A quantidade de elementos helenísticos na obra O Ateneu (2013) mostra como essa civilização contribuiu para a nossa literatura e sociedade. E ainda mais que isso: o trabalho de transformar o Ateneu em um pedaço da Antiga Grécia no Brasil Imperial é bem digno de louvor, pois Raul Pompéia quebra com as características da escola realista/naturalista e bebe tanto em uma fonte parnasiana, pois retorna ao mundo grego com uma excessiva preocupação estética de sua escrita, como em um pré-simbolismo cheios de misticismo e um catolicismo comportado em um mar de metáforas.


Sendo assim, pode-se concluir que O Ateneu (2013) é uma obra totalmente única e marcante para a história da literatura brasileira.
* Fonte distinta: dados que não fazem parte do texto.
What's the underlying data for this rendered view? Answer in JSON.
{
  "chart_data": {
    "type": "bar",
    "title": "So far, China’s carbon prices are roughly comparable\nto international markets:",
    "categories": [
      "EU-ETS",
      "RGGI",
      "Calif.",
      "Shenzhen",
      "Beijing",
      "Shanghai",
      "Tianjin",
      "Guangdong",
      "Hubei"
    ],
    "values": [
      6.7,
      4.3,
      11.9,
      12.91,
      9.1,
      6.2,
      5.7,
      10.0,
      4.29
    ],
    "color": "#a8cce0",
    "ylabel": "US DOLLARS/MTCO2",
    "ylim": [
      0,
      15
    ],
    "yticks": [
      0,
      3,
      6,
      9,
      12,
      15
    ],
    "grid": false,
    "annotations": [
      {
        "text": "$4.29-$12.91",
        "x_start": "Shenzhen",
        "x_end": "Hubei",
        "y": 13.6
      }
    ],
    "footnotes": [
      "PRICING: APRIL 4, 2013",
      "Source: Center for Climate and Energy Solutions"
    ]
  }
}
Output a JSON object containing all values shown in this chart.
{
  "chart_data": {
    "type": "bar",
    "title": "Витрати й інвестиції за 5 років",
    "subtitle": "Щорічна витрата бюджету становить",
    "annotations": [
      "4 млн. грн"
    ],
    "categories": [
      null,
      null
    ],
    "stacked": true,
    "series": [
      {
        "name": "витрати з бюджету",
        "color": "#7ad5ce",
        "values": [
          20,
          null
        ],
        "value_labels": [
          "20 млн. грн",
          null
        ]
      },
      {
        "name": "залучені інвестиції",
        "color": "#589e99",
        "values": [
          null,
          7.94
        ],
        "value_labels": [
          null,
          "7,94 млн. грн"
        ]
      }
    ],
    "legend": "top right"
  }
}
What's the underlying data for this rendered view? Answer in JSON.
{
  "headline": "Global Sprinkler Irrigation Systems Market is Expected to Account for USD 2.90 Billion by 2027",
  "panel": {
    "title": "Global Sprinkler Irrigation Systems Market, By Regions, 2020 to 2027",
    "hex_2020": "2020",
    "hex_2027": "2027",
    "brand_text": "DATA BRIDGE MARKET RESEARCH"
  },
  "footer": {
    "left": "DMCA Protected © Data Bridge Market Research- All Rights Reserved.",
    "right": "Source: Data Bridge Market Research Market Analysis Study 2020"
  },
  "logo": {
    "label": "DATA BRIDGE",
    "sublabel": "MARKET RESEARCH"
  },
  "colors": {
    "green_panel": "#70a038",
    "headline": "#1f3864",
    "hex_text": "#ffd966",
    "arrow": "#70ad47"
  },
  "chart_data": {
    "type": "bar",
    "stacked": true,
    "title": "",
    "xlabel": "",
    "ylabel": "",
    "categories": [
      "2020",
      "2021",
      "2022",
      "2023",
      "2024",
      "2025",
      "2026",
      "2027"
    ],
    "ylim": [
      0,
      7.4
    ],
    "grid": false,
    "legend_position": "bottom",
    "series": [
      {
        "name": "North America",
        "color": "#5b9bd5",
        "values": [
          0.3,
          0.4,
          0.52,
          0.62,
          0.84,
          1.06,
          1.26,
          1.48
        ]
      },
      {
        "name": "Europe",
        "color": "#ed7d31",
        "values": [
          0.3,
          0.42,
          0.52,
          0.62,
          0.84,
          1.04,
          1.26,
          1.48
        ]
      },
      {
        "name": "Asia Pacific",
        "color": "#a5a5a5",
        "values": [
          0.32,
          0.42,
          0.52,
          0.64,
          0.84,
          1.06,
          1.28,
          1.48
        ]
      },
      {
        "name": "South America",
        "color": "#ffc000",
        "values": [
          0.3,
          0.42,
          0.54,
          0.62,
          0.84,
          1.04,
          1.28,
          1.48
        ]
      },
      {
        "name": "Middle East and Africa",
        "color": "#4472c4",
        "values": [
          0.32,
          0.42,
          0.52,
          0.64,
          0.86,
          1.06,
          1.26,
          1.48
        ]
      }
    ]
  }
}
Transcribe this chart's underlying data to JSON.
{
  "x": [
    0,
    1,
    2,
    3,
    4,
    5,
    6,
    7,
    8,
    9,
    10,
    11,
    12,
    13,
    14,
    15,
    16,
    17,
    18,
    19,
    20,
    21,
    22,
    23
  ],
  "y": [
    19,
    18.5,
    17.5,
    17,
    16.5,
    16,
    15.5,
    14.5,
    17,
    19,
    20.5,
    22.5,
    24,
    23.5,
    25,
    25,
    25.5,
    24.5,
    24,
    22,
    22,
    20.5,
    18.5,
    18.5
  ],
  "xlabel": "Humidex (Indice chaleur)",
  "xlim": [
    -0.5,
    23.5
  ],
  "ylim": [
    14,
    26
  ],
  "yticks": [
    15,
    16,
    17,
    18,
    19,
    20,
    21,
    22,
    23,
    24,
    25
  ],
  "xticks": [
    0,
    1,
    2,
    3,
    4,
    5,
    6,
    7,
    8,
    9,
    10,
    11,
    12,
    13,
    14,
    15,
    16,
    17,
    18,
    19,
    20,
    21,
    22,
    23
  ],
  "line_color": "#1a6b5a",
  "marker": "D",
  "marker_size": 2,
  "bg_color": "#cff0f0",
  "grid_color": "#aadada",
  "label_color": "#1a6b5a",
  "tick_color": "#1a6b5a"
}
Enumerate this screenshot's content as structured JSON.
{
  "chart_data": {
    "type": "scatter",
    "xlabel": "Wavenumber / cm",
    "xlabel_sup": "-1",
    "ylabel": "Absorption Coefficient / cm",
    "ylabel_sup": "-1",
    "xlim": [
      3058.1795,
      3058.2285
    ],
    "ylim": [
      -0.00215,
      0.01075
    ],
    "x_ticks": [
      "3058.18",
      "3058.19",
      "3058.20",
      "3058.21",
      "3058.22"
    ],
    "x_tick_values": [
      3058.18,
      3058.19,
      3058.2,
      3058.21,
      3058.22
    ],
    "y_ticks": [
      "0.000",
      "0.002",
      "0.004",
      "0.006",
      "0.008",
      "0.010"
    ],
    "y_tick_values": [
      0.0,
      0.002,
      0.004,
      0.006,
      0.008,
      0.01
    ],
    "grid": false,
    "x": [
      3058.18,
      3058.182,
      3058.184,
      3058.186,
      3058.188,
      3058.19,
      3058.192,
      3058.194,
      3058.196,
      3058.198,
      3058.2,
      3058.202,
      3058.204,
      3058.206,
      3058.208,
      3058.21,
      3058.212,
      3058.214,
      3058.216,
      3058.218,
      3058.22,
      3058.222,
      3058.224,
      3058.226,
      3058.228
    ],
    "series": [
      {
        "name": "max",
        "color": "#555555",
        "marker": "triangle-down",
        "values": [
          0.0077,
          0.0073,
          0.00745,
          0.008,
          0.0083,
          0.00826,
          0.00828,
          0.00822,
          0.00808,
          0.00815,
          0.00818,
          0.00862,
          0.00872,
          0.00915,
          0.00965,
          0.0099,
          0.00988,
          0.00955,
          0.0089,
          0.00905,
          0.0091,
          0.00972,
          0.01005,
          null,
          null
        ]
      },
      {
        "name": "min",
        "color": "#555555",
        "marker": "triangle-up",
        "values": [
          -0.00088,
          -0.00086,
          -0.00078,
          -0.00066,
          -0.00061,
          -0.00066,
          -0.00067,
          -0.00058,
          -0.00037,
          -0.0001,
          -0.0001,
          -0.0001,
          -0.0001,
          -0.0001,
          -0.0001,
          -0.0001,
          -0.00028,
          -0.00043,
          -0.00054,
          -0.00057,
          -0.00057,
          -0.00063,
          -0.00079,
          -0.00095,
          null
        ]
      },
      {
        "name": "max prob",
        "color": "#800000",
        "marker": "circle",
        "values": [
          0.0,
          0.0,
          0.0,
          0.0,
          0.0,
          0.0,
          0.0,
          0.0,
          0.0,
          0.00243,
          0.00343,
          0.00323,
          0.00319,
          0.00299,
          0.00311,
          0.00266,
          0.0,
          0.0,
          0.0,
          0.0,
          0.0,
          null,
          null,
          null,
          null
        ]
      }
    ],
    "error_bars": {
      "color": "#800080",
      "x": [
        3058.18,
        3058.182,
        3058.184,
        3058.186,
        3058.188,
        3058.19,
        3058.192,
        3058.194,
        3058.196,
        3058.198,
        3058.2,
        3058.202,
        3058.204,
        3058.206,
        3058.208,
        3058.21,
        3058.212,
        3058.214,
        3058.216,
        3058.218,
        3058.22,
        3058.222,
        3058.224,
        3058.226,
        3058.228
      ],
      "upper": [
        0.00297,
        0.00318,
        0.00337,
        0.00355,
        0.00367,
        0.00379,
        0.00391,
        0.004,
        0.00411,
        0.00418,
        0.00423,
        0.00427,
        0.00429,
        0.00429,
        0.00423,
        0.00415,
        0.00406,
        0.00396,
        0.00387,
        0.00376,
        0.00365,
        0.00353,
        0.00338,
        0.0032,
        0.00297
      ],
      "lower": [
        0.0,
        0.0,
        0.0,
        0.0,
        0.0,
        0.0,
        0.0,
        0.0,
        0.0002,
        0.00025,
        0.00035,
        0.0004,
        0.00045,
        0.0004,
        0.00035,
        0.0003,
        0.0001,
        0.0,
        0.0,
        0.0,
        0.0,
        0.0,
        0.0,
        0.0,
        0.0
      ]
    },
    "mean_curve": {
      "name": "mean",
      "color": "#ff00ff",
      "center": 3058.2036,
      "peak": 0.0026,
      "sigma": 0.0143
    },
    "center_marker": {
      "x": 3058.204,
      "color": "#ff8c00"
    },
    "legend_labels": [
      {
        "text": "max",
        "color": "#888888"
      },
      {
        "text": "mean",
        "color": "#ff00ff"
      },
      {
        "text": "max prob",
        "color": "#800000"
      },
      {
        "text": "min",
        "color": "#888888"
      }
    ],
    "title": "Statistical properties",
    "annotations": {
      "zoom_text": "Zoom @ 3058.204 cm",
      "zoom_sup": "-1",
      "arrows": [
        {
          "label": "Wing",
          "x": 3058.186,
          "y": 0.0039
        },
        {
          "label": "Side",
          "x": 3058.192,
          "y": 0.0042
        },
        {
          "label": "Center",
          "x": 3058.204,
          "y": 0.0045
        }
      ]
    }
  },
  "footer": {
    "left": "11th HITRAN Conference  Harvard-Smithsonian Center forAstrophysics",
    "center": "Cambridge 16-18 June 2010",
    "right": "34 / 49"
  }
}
Pompéia não só brincou de maldizer seu antigo colégio, queimando-o no final, mas mostrou a imortalidade dos gregos e que eles estão por trás de nossa literatura, educação, estrutura social e, sobretudo, de nossa cultura. Pode-se então afirmar, parafraseando Raul Pompéia que os imortais gregos “desdenham dos séculos efêmeros”. (idem, p. 120).



REFERÊNCIAS


CORINO, Luiz Carlos Pinto. Homoeortismo na Grécia Antiga: homossexualidade e bissexualidade, mitos e verdades. In: Bíblos. n. 19. p. 19-24. Disponível em: <http://pakacademicsearch.com/pdf-files/art/135/19-24%20v.%2019%20(2006).pdf>. Acesso em: 27 out. 2014.


JAEGER, Werner. Paidéia: a formação do homem grego. São Paulo: Martins Fontes, 1995.


POMPÉIA, Raul. O Ateneu. 4. ed. São Paulo: Martin Claret, 2013.


WILKINSON, Philip; PHILIP, Neil. Guia Ilustrado Zahar: Mitologia. 2. ed. Rio de Janeiro: Jorge Zahar, 2010.